The survey was conducted by Bing and reported first by Glamour UK.
Adding to the details of the study, Complex.com stated that research was conducted on more than 2,000 adults, with just 500 saying no to the obnoxious pose.
Seriously, when you consider how many pics are out there, particularly the “duckface,” or the “Miley tongue,” we think a 25 percent disapproval is surprisingly low.
According to the Oxford dictionary, a selfie is “a photograph that one has taken of oneself, typically one taken with a smartphone or webcam and uploaded to a social media website.”
(That’s right. It has made the dictionary.)
Perhaps it’s not fair to attack the self-taken pic outright. Couples often do it because it’s easier than bothering a stranger to capture a moment on the fly.

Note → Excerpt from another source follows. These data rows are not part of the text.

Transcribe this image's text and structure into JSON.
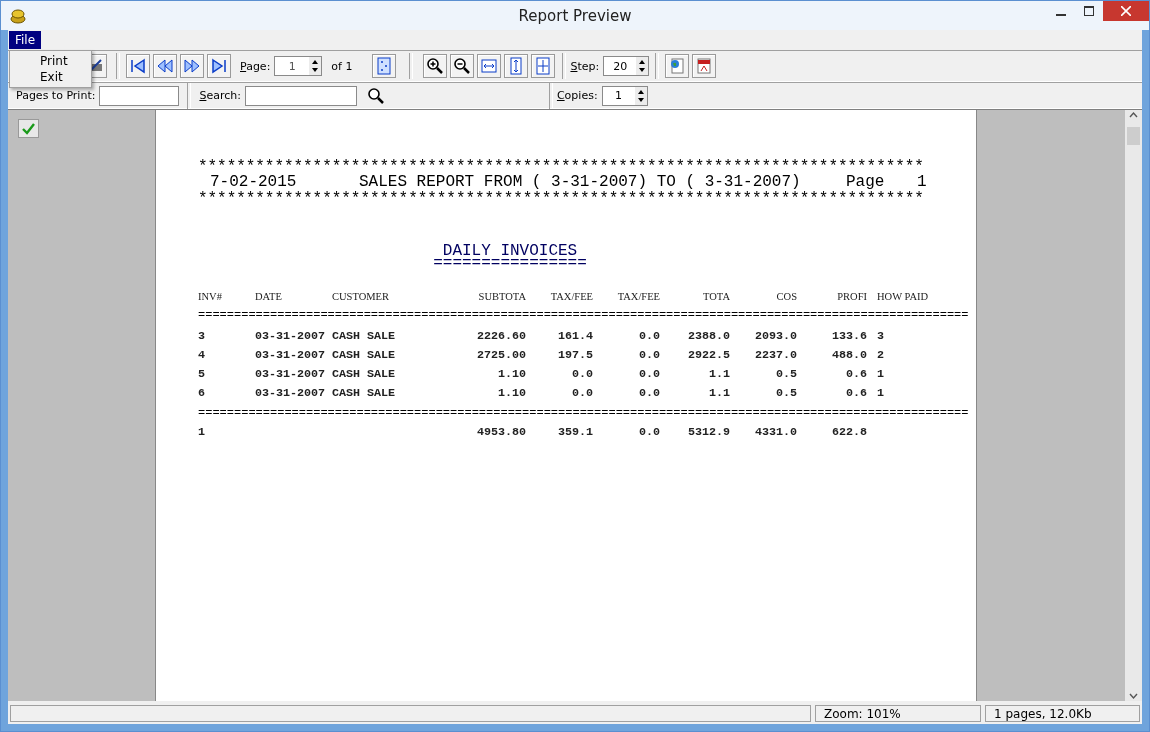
{
  "window": {
    "title": "Report Preview"
  },
  "menu": [
    {
      "label": "File",
      "selected": true
    }
  ],
  "file_menu": {
    "items": [
      {
        "label": "Print"
      },
      {
        "label": "Exit"
      }
    ]
  },
  "toolbar": {
    "page_label": "Page:",
    "page_value": "1",
    "page_of": "of 1",
    "step_label": "Step:",
    "step_value": "20"
  },
  "toolbar2": {
    "pages_label": "Pages to Print:",
    "search_label": "Search:",
    "copies_label": "Copies:",
    "copies_value": "1"
  },
  "report": {
    "stars": "****************************************************************************",
    "date": "7-02-2015",
    "title": "SALES REPORT FROM ( 3-31-2007) TO ( 3-31-2007)",
    "page_label": "Page",
    "page_number": "1",
    "heading": "DAILY INVOICES",
    "heading_rule": "================",
    "rule": "===========================================================================================================",
    "columns": [
      "INV#",
      "DATE",
      "CUSTOMER",
      "SUBTOTA",
      "TAX/FEE",
      "TAX/FEE",
      "TOTA",
      "COS",
      "PROFI",
      "HOW PAID"
    ],
    "rows": [
      [
        "3",
        "03-31-2007",
        "CASH SALE",
        "2226.60",
        "161.4",
        "0.0",
        "2388.0",
        "2093.0",
        "133.6",
        "3"
      ],
      [
        "4",
        "03-31-2007",
        "CASH SALE",
        "2725.00",
        "197.5",
        "0.0",
        "2922.5",
        "2237.0",
        "488.0",
        "2"
      ],
      [
        "5",
        "03-31-2007",
        "CASH SALE",
        "1.10",
        "0.0",
        "0.0",
        "1.1",
        "0.5",
        "0.6",
        "1"
      ],
      [
        "6",
        "03-31-2007",
        "CASH SALE",
        "1.10",
        "0.0",
        "0.0",
        "1.1",
        "0.5",
        "0.6",
        "1"
      ]
    ],
    "totals": {
      "inv": "1",
      "subtotal": "4953.80",
      "tax_fee": "359.1",
      "tax_fee_2": "0.0",
      "total": "5312.9",
      "cost": "4331.0",
      "profit": "622.8"
    }
  },
  "status_bar": {
    "zoom": "Zoom: 101%",
    "size": "1 pages, 12.0Kb"
  }
}
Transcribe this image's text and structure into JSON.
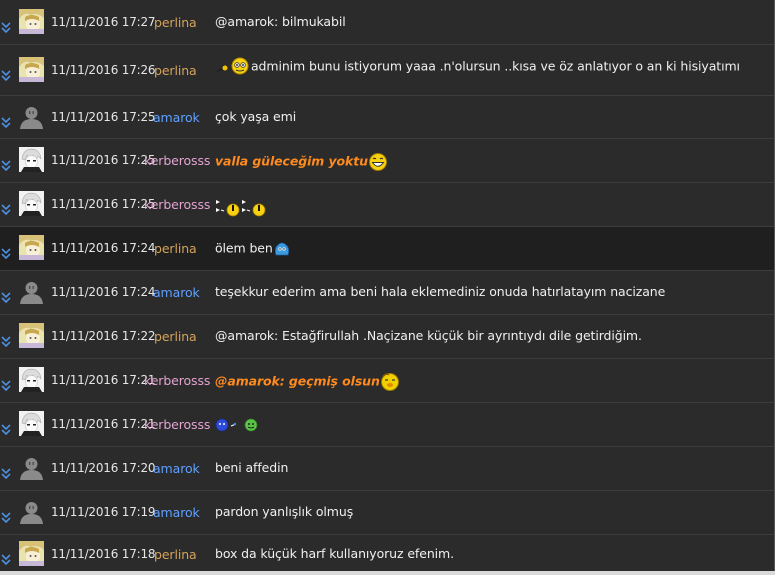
{
  "messages": [
    {
      "time": "11/11/2016 17:27",
      "user": "perlina",
      "text": "@amarok: bilmukabil",
      "emojis_before": [],
      "emojis_after": []
    },
    {
      "time": "11/11/2016 17:26",
      "user": "perlina",
      "text": "adminim bunu istiyorum yaaa .n'olursun ..kısa ve öz anlatıyor o an ki hisiyatımı",
      "emojis_before": [
        "pointing-smiley"
      ],
      "emojis_after": []
    },
    {
      "time": "11/11/2016 17:25",
      "user": "amarok",
      "text": "çok yaşa emi",
      "emojis_before": [],
      "emojis_after": []
    },
    {
      "time": "11/11/2016 17:25",
      "user": "kerberosss",
      "text": "valla güleceğim yoktu",
      "style": "orange",
      "emojis_before": [],
      "emojis_after": [
        "laughing-smiley"
      ]
    },
    {
      "time": "11/11/2016 17:25",
      "user": "kerberosss",
      "text": "",
      "emojis_before": [
        "pacman-eyes",
        "pacman-eyes"
      ],
      "emojis_after": []
    },
    {
      "time": "11/11/2016 17:24",
      "user": "perlina",
      "text": "ölem ben",
      "emojis_before": [],
      "emojis_after": [
        "blue-blob-smiley"
      ]
    },
    {
      "time": "11/11/2016 17:24",
      "user": "amarok",
      "text": "teşekkur ederim ama beni hala eklemediniz onuda hatırlatayım nacizane",
      "emojis_before": [],
      "emojis_after": []
    },
    {
      "time": "11/11/2016 17:22",
      "user": "perlina",
      "text": "@amarok: Estağfirullah .Naçizane küçük bir ayrıntıydı dile getirdiğim.",
      "emojis_before": [],
      "emojis_after": []
    },
    {
      "time": "11/11/2016 17:21",
      "user": "kerberosss",
      "text": "@amarok: geçmiş olsun",
      "style": "orange",
      "emojis_before": [],
      "emojis_after": [
        "sick-smiley"
      ]
    },
    {
      "time": "11/11/2016 17:21",
      "user": "kerberosss",
      "text": "",
      "emojis_before": [
        "blue-green-smileys"
      ],
      "emojis_after": []
    },
    {
      "time": "11/11/2016 17:20",
      "user": "amarok",
      "text": "beni affedin",
      "emojis_before": [],
      "emojis_after": []
    },
    {
      "time": "11/11/2016 17:19",
      "user": "amarok",
      "text": "pardon yanlışlık olmuş",
      "emojis_before": [],
      "emojis_after": []
    },
    {
      "time": "11/11/2016 17:18",
      "user": "perlina",
      "text": "box da küçük harf kullanıyoruz efenim.",
      "emojis_before": [],
      "emojis_after": []
    }
  ],
  "colors": {
    "perlina": "#d4a35a",
    "amarok": "#5fa0ff",
    "kerberosss": "#e3a3d0",
    "highlight_text": "#ff8a1e"
  }
}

Unfortunately, it’s widely used by lonely people, who in front of a bathroom mirror, are unable to keep their lips from pursing, their cheeks from sinking in, and their chins from tilting to one side.
(The next time you see someone on your friends list do it, please publicly mock and ridicule them until they remove it.)
In addition to the selfie survey, we recently dug up another survey, this one reported by PetaPixel.com, that revealed (more disturbingly) that eight percent of British adults take stealthy photos of beautiful strangers. (Creepy much?)
The questionnaire, sponsored by Nokia, polled 2,076 Britons, asking numerous “quirky and strange questions,” leading to some equally quirky and creepy answers, the website noted.
In all, one in 12 Brits admitted to secretly snapping photos of beautiful strangers on public transport, in the park and in coffee shops.
Furthermore, the survey claimed that seven million people in the UK admitted to having “intimate” portraits of themselves stored on their phone. Five million of the seven admitted they were worried these photos will one day end up on Facebook. Last but not least, 25 percent won’t let their significant others browse their camera roll.
What are your thoughts on the selfie survey and these other findings regarding smartphone camera use? Do you like the selfie, and which other smartphone camera behaviors are you guilty of?